Honor Fraser Gallery is pleased to present Sarah Cain’s second one-person exhibition at the gallery. BOW DOWN opens on Friday, May 29, 2015 with a reception from 6-8pm.
Using the conventional ideas, means, and materials of painting, Sarah Cain has spent the last decade challenging these same conventions. Cutting, collaging, and expanding paintings beyond their boundaries, she pushes at what painting is and can be, opening spaces for us as viewers to follow her into new territories of abstraction. Exploring color, depth, scale, and emotion, Cain makes paintings on paper, canvas, objects, and walls.
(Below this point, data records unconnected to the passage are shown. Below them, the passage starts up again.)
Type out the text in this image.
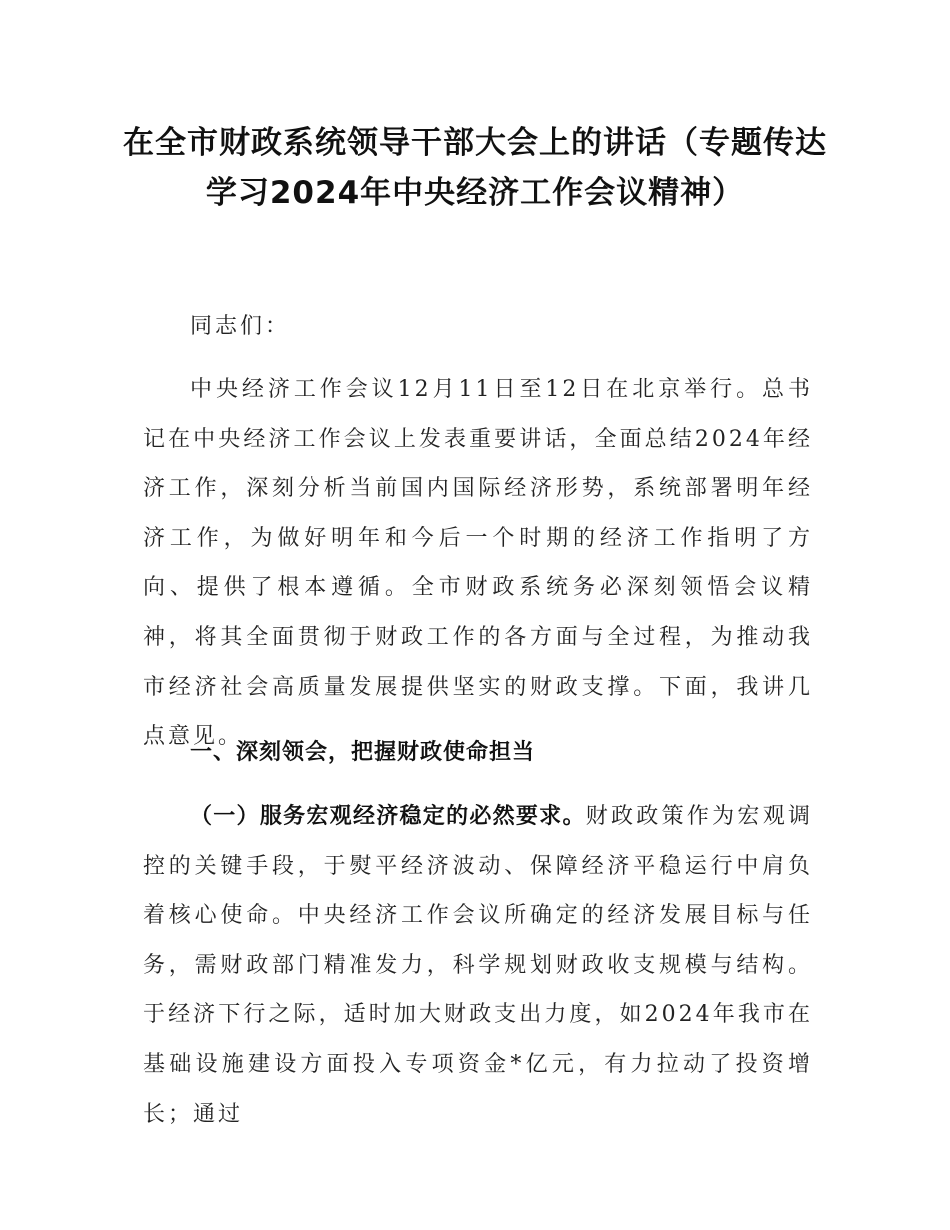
在全市财政系统领导干部大会上的讲话（专题传达学习2024年中央经济工作会议精神）

同志们：

中央经济工作会议12月11日至12日在北京举行。总书记在中央经济工作会议上发表重要讲话，全面总结2024年经济工作，深刻分析当前国内国际经济形势，系统部署明年经济工作，为做好明年和今后一个时期的经济工作指明了方向、提供了根本遵循。全市财政系统务必深刻领悟会议精神，将其全面贯彻于财政工作的各方面与全过程，为推动我市经济社会高质量发展提供坚实的财政支撑。下面，我讲几点意见。

一、深刻领会，把握财政使命担当

（一）服务宏观经济稳定的必然要求。财政政策作为宏观调控的关键手段，于熨平经济波动、保障经济平稳运行中肩负着核心使命。中央经济工作会议所确定的经济发展目标与任务，需财政部门精准发力，科学规划财政收支规模与结构。于经济下行之际，适时加大财政支出力度，如2024年我市在基础设施建设方面投入专项资金*亿元，有力拉动了投资增长；通过
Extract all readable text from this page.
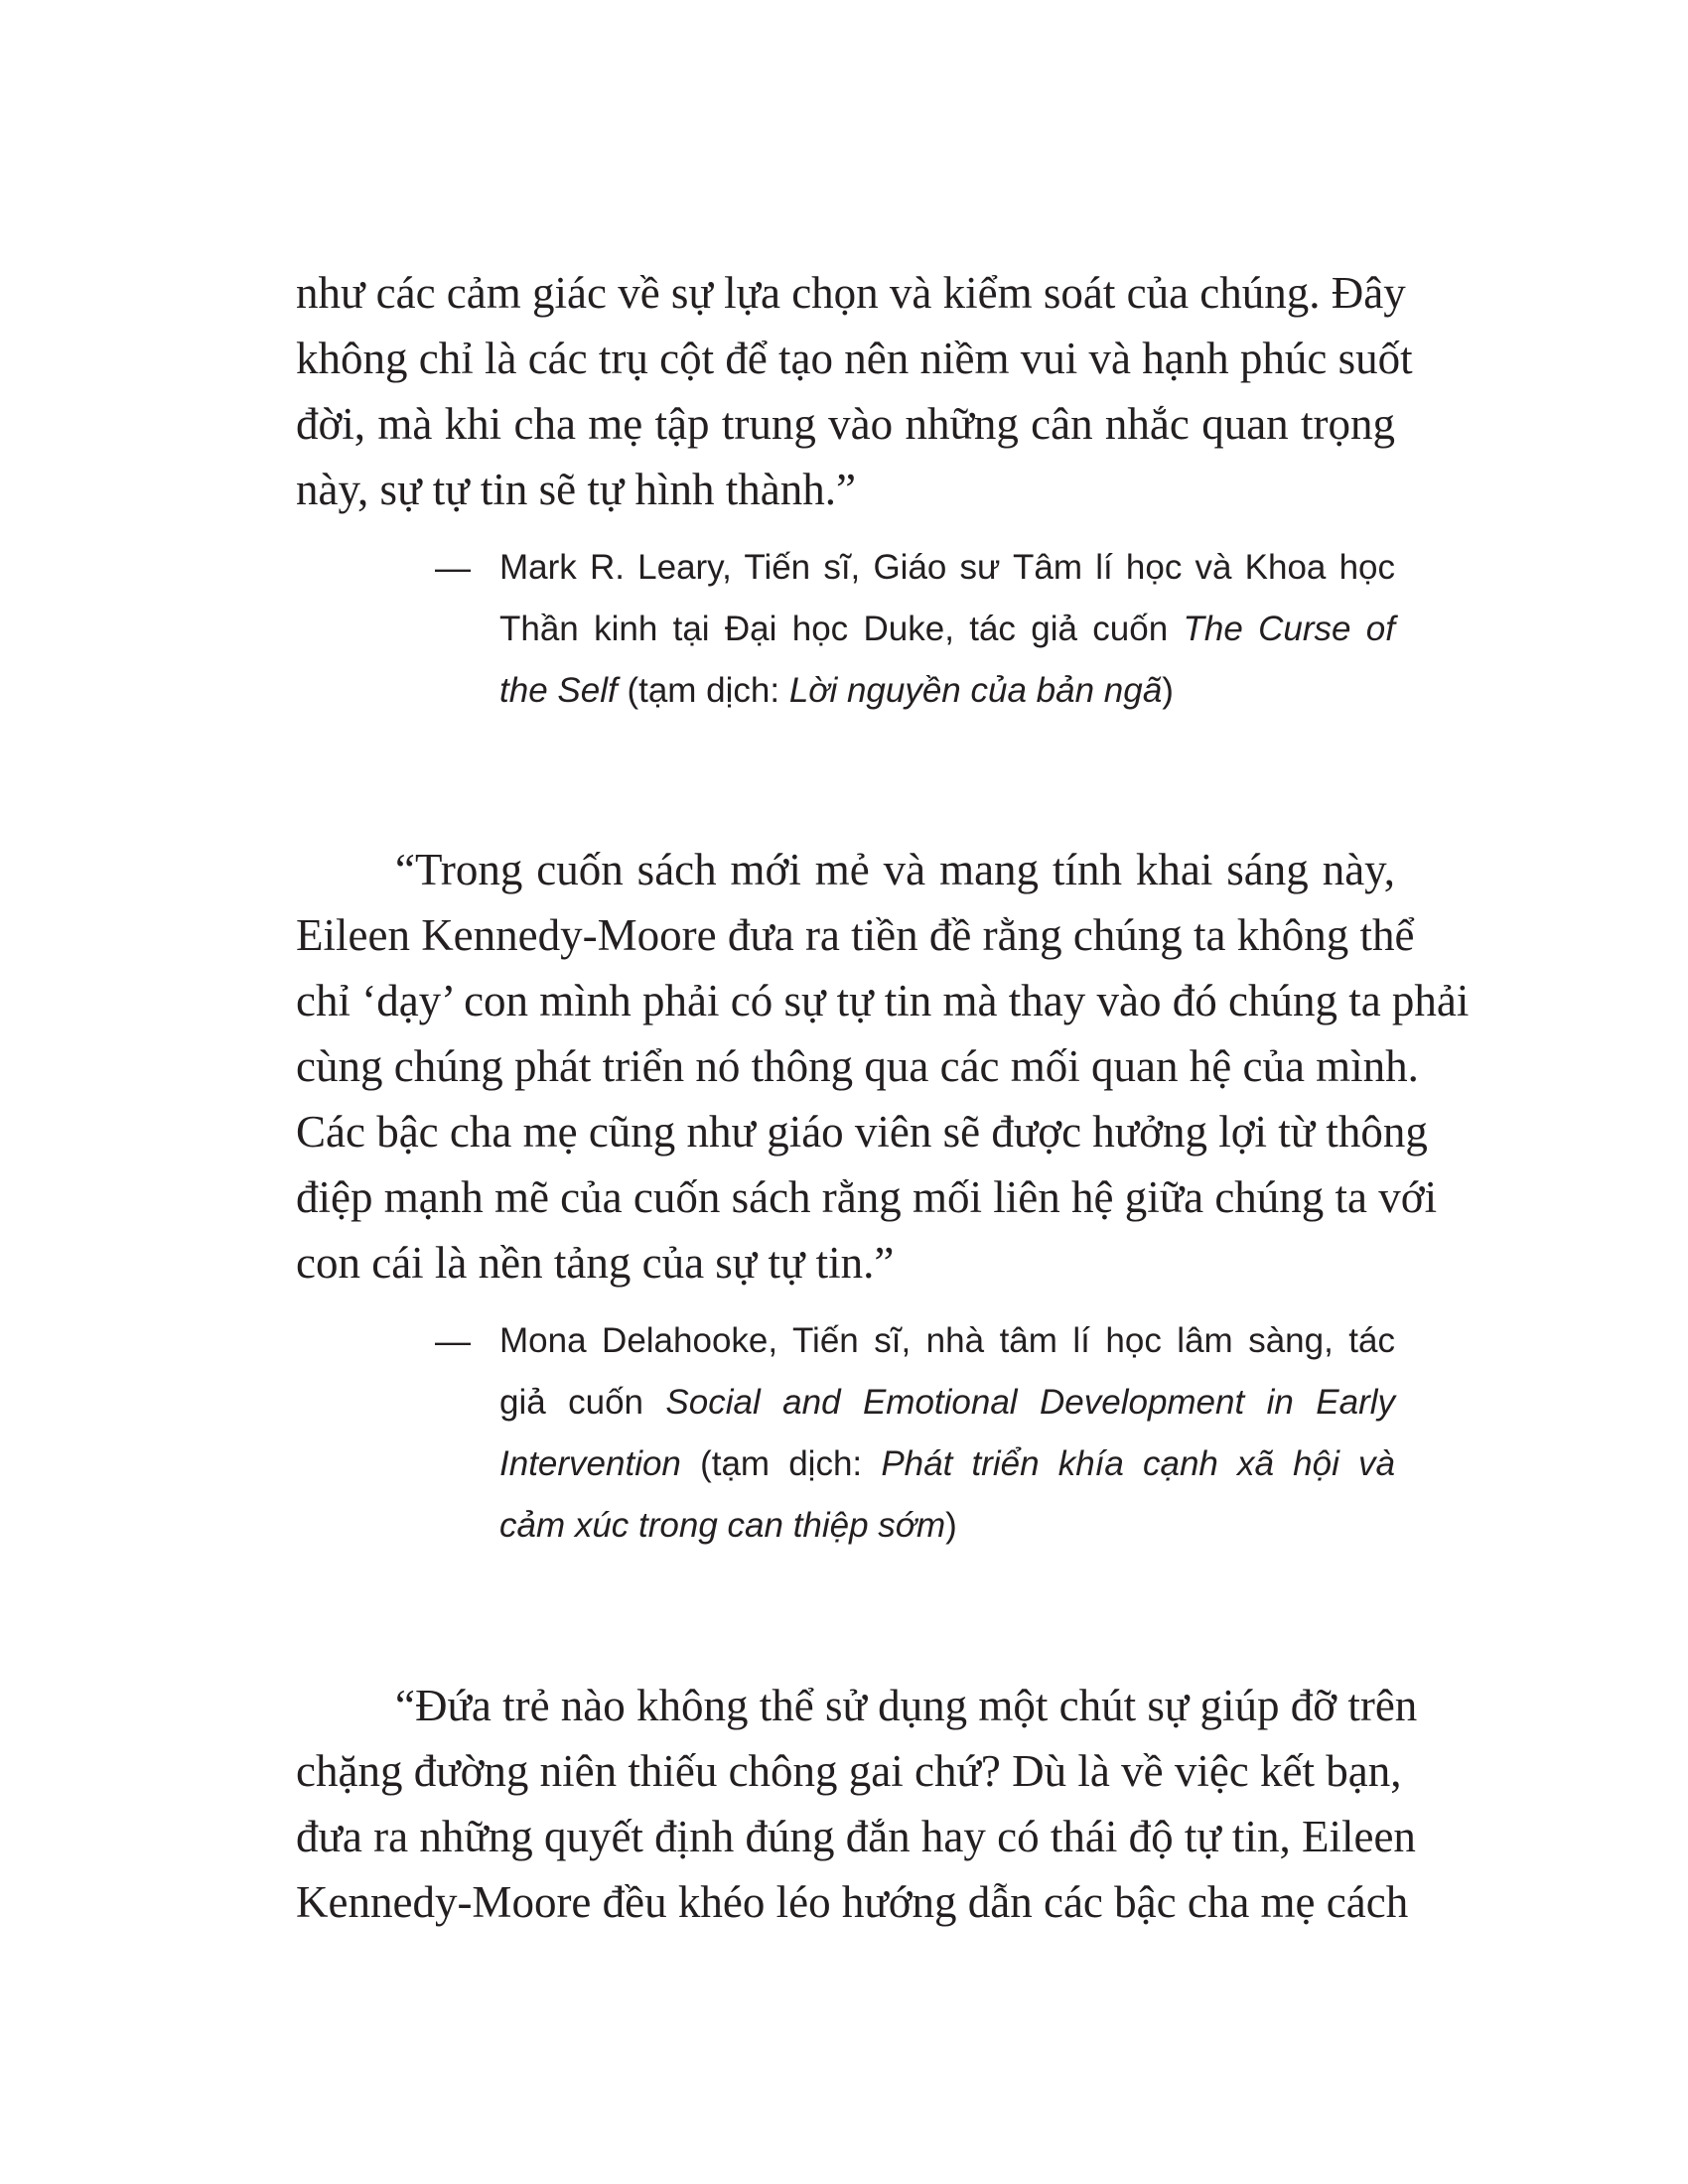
như các cảm giác về sự lựa chọn và kiểm soát của chúng. Đây
không chỉ là các trụ cột để tạo nên niềm vui và hạnh phúc suốt
đời, mà khi cha mẹ tập trung vào những cân nhắc quan trọng
này, sự tự tin sẽ tự hình thành.”
— Mark R. Leary, Tiến sĩ, Giáo sư Tâm lí học và Khoa học
Thần kinh tại Đại học Duke, tác giả cuốn The Curse of
the Self (tạm dịch: Lời nguyền của bản ngã)
“Trong cuốn sách mới mẻ và mang tính khai sáng này,
Eileen Kennedy-Moore đưa ra tiền đề rằng chúng ta không thể
chỉ ‘dạy’ con mình phải có sự tự tin mà thay vào đó chúng ta phải
cùng chúng phát triển nó thông qua các mối quan hệ của mình.
Các bậc cha mẹ cũng như giáo viên sẽ được hưởng lợi từ thông
điệp mạnh mẽ của cuốn sách rằng mối liên hệ giữa chúng ta với
con cái là nền tảng của sự tự tin.”
— Mona Delahooke, Tiến sĩ, nhà tâm lí học lâm sàng, tác
giả cuốn Social and Emotional Development in Early
Intervention (tạm dịch: Phát triển khía cạnh xã hội và
cảm xúc trong can thiệp sớm)
“Đứa trẻ nào không thể sử dụng một chút sự giúp đỡ trên
chặng đường niên thiếu chông gai chứ? Dù là về việc kết bạn,
đưa ra những quyết định đúng đắn hay có thái độ tự tin, Eileen
Kennedy-Moore đều khéo léo hướng dẫn các bậc cha mẹ cách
Though the scale of her work is at times architectural, Cain incorporates small found objects amid drawn and painted gestures. As a result, the visual experience of her work is immersive and is amplified by close looking. Cain describes her paintings as being like extensions of her body. In a symmetrical relationship, the viewer’s experience of her work is specific and expansive; it is both visual and bodily.
BOW DOWN will include a large painting made on site. For over a decade, Cain has been making ephemeral artworks that respond to the architecture that contains them as well as the context within which the architecture is situated. These works include gestures painted directly onto walls, floors, and ceilings and have incorporated furniture and other detritus found at the sites. Completely improvised, Cain’s site-specific paintings derive their power from the inherent risk of working within defined temporal and spatial constraints. The immediacy of this aspect of her practice provides balance for the more labored works that emerge from her studio.
Cain’s recent studio work evinces an evolution in form and restraint. While several of Cain’s new paintings pair repeated patterns or confined marks with bold gestures, they also feature objects that are an integrated part of the overall composition, at times standing in for and at others occluding painted marks. In three new works, Cain has combined painted canvases with found domestic furniture: a loveseat, a chest of drawers, and a vanity. Emerging from her use of objects in her paintings and her inclusion of found objects in her ephemeral site-specific works, these new painting-sculpture hybrids contrast monochromatic white and black areas with brightly-hued squiggles, splashes, stripes, and mazes and investigate what happens when a canvas and an object become a simultaneous and continuous surface for painting.
The title of the exhibition comes from the Beyoncé song “Flawless.” Originally released as “Bow Down,” Beyoncé created a second version that includes an excerpt from a talk delivered by Chimamanda Ngozi Adichie entitled “We should all be feminists.” Beyoncé’s vision of weaving a measured, academic approach to contemporary feminism into an anthem generated controversy among music critics and feminist scholars alike. Working within the male dominated legacy of abstract painting, Cain’s insistence on the body within her work is an assertive, intentional confrontation of art history’s denial of femaleness, and Beyoncé’s song is a parallel gesture within the male dominated music industry. Her lyrics, “Bow down, bitches, bow bow down, bitches” is an aggressive—and for fans, inspiring and empowering—refrain. “Flawless” embodies the anger, exuberance, politics, and sexuality that Cain pours into her work.
Sarah Cain was born in Albany, New York in 1979 and lives in Los Angeles. She received a BFA from the San Francisco Art Institute in 2001 and a MFA from the University of California, Berkeley in 2006. Sarah Cain: blue in your body, red when it hits the air is on view at the Museum of Contemporary Art, San Diego through July 19, 2015, and a one-person exhibition featuring a 4,000 square foot original work on site will open at the Contemporary Art Museum, Raleigh, North Carolina in the fall of 2015. Cain’s work has been included in exhibitions such as Variations: Conversations in and around Abstract Painting, Los Angeles County Museum of Art, Los Angeles, CA (2014); Now-ism: Abstraction Today, Pizzuti Collection, Columbus, OH (2014); I was a double, Tang Teaching Museum and Art Gallery, Skidmore College, Saratoga Springs, NY (2014); Outside The Lines, Contemporary Arts Museum, Houston, TX (2013); Painting in Place, Los Angeles Nomadic Division (LAND), Los Angeles, CA (2013); PAINT THINGS: beyond the stretcher, deCordova Sculpture Park and Museum, Lincoln, MA (2013); Made in L.A., Hammer Museum, Los Angeles, CA (2012); Gold, Imperial Belvedere Palace Museum, Vienna, Austria (2012); Nothing Beside Remains, LAND: Marfa, Marfa, TX (2011); Two Schools of Cool, Orange County Museum of Art, Newport Beach, CA (2011); 2008 California Biennial, Orange County Museum of Art, Newport Beach, CA (2008); SECA Art Award Exhibition, San Francisco Museum of Modern Art, San Francisco, CA (2007); and Like Color in Pictures, Aspen Art Museum, Aspen, CO (2007).